GLOUCESTER — “Round and Round the Garden” aptly describes the comic antics in Alan Ayckbourn’s third installment in the 1973 trilogy known as the “Norman Conquests.” At Gloucester Stage Company, director Eric C. Engel completes his own cycle, returning to the “Norman Conquests” after opening the 2010 season with part one, “Table Manners,” and 2011 with part two, “Living Together.” With a stellar cast, most of whom are veterans of the other Ayckbourn productions, the company offers a high-energy, fast-paced performance that balances physical humor with verbal swordplay.
The catalyst for all the chaos is Norman (Steven Barkhimer), a hapless but endearing loser, whose efforts at seduction should be ridiculous, but touch a chord in the lonely and frustrated siblings who stumble around the family house.
All three plays are set in the home where Annie (Sarah Newhouse), Reg (Richard Snee), and Ruth (Adrianne Krstansky) grew up, and where Annie still cares for their unseen mother. Reg, the most conventional, is married to Sarah (Lindsay Crouse), a meddling sister-in-law, while Ruth is married to the philandering Norman, a relationship she describes as akin to “owning an oversized, unmanageable dog.”
Annie has a doltish sometime boyfriend in Tom (Barlow Adamson), the local vet, whose title one wag describes as an abbreviation for “very eccentric twit.” But since he’s better with animals than people, he’s left Annie vulnerable to Norman’s amorous advances, which are to culminate at a hotel room.
Each of the three plays takes place on the same weekend, in a different room in the house, with “Round and Round the Garden” offering deliciously comic opportunities for rolling in the flowerbed, resting on a swing, and wrestling resistant lawn chairs.
It all sounds very old-fashioned and cliched, but the speed at which the action unfolds, Engel’s ease with moving the actors into and away from conflict, and the increasing absurdity of the situation all combine to keep the audience engaged.
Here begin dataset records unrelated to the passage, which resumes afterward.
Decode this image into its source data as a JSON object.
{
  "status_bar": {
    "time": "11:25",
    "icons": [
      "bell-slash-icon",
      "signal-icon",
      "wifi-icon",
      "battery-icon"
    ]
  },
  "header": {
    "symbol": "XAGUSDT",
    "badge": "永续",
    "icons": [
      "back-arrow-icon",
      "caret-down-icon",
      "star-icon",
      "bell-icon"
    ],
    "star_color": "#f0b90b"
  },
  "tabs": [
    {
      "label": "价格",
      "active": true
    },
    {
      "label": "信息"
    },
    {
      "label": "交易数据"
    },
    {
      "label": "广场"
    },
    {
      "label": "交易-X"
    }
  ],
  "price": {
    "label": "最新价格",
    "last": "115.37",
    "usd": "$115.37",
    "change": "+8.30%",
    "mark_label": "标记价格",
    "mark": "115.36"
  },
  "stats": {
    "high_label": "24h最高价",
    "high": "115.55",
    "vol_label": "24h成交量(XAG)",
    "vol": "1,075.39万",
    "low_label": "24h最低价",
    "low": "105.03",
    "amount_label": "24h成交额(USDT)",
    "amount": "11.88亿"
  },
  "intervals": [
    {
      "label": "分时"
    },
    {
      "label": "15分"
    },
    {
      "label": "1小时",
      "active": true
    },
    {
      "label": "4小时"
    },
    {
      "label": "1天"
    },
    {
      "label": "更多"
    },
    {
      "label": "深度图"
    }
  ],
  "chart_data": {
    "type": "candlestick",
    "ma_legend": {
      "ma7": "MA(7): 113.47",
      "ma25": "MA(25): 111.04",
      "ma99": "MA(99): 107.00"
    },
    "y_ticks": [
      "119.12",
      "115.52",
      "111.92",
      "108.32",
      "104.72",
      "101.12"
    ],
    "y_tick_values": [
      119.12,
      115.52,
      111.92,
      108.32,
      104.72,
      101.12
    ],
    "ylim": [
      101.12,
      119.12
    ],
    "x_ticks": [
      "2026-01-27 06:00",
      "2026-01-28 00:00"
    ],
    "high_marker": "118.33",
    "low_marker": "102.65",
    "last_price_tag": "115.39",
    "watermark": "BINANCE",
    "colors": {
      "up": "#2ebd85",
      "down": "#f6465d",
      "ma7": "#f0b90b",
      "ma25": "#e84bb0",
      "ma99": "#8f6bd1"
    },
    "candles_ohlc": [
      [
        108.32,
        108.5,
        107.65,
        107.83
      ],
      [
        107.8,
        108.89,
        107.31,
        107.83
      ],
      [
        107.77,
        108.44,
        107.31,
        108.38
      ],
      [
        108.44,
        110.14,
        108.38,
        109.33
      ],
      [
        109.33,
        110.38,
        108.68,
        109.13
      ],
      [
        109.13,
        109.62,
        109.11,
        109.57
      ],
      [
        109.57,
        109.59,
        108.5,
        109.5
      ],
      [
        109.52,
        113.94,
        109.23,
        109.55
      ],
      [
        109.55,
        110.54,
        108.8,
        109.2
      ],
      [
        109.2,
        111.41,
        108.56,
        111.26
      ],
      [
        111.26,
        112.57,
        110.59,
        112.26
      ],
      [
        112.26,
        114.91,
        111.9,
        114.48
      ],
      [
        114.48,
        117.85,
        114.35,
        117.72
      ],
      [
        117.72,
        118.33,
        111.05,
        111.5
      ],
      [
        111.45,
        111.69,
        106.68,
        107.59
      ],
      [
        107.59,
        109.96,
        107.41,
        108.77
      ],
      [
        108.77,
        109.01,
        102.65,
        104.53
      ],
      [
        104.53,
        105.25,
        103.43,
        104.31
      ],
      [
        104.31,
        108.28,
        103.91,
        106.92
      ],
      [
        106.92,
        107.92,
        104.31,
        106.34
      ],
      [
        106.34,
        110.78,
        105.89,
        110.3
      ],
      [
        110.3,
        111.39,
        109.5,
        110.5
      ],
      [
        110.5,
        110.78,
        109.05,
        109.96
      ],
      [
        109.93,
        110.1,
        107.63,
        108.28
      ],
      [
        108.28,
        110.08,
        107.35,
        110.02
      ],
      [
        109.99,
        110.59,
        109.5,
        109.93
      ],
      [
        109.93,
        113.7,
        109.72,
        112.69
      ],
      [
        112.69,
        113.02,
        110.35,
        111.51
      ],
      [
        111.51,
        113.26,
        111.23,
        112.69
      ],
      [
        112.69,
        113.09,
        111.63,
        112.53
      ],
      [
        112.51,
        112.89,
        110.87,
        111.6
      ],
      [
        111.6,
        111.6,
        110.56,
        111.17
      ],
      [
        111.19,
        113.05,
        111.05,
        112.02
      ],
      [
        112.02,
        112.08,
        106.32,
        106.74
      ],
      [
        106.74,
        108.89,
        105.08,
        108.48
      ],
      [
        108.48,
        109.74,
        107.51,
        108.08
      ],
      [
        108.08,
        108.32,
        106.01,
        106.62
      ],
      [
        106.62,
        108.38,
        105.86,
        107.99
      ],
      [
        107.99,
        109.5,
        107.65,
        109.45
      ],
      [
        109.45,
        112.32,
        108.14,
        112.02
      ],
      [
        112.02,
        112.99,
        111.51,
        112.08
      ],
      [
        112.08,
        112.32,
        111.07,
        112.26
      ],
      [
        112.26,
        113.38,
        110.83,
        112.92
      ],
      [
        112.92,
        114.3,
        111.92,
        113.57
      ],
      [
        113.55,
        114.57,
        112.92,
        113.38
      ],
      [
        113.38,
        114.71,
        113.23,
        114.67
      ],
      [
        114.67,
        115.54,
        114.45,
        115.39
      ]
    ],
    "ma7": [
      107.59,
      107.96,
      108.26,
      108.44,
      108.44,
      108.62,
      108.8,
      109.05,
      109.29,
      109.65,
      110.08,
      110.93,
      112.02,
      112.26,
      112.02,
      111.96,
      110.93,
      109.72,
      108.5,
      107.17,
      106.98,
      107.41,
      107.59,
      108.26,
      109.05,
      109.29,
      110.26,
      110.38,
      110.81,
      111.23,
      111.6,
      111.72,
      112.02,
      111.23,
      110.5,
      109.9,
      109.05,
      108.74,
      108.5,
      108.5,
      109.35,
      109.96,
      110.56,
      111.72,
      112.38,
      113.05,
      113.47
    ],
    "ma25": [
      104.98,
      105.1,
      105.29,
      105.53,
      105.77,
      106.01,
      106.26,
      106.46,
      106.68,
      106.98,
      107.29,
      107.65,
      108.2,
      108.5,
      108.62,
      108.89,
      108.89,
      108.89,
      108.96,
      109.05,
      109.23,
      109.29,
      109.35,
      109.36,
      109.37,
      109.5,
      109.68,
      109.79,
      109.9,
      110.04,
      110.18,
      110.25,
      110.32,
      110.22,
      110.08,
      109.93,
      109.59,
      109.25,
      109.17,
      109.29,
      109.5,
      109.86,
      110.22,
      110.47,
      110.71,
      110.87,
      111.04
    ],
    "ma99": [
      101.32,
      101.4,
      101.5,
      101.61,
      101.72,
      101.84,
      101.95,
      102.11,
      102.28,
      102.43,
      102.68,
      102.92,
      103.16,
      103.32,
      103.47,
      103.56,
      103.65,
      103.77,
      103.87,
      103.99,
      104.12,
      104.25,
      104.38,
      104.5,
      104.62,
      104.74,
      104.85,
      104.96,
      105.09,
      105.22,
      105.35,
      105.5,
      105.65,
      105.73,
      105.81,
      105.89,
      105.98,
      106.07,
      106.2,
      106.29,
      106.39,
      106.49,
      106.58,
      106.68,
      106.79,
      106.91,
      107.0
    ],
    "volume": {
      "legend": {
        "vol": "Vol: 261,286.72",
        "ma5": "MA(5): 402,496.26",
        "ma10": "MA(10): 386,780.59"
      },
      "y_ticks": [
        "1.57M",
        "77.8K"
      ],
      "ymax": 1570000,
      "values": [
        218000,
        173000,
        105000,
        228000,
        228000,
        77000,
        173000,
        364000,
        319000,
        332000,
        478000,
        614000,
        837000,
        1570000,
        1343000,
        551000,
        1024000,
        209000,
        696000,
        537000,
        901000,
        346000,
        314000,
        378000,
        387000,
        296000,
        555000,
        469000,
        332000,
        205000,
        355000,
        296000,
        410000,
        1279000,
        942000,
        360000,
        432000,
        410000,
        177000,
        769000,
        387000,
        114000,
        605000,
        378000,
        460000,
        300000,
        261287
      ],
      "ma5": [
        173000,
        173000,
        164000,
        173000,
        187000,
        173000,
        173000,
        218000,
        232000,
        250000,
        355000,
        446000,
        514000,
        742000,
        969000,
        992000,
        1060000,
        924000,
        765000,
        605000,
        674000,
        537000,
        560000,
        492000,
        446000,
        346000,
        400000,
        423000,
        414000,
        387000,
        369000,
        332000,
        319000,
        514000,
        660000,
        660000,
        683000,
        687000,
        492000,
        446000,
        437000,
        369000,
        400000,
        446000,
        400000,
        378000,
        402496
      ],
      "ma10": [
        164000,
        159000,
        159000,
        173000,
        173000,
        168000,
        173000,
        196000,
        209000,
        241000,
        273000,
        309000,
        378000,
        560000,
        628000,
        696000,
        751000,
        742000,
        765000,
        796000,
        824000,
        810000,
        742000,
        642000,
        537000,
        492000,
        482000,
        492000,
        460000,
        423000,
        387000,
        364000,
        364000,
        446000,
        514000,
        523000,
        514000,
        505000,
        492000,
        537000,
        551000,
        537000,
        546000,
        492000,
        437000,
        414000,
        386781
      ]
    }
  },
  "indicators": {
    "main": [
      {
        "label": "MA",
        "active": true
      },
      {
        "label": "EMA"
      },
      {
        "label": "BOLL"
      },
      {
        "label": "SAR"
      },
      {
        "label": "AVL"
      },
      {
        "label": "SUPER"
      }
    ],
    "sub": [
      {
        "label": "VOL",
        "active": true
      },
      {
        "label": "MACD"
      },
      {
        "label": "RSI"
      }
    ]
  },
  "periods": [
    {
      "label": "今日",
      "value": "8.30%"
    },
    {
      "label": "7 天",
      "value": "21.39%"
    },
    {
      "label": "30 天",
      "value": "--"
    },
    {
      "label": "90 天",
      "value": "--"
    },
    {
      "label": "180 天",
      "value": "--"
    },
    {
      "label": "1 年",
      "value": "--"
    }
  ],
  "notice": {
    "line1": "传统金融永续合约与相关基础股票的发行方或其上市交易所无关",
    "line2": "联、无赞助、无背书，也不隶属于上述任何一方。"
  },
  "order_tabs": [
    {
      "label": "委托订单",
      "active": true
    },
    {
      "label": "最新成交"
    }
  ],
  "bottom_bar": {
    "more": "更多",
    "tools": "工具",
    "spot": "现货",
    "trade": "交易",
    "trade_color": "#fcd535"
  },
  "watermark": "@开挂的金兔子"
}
Although no one in this cast hangs on to a British accent with any consistency, they are wonderfully comfortable with each other, which makes some of their outrageous behavior appealing.
Barkhimer amps up Norman’s buffoonish qualities, fulfilling his wife’s prediction that he has “three emotions for every occasion,” swooning over each of the three women whenever they are alone together. Watch him flop and roll about on the ground like a playful seal after he’s had too much to drink, toss his new pajama top on the roof in a gesture of excitement about an assignation to come, but then, in the end, leave chastened, rejected by all three.
Snee provides the perfect balance as the buttoned-down straight man, wearing a woman’s apron high on his chest, once again displaying his exquisite comic timing. Adamson is wonderful as the awkward, angular Tom, who makes lines like “It’s a shame we’re not horses” sound sincere.
The women are equally at home in their characters’ skins, with Crouse playing the prissy in-law, Newhouse the repressed but dutiful daughter, and Krstansky doing a wonderful turn as the arch, bitterly amused Ruth.
Jenna McFarland Lord’s run-down country home and Gail Buckley’s individualized costume choices add greatly to Engel’s deft direction, producing an amusing adventure with Ayckbourn.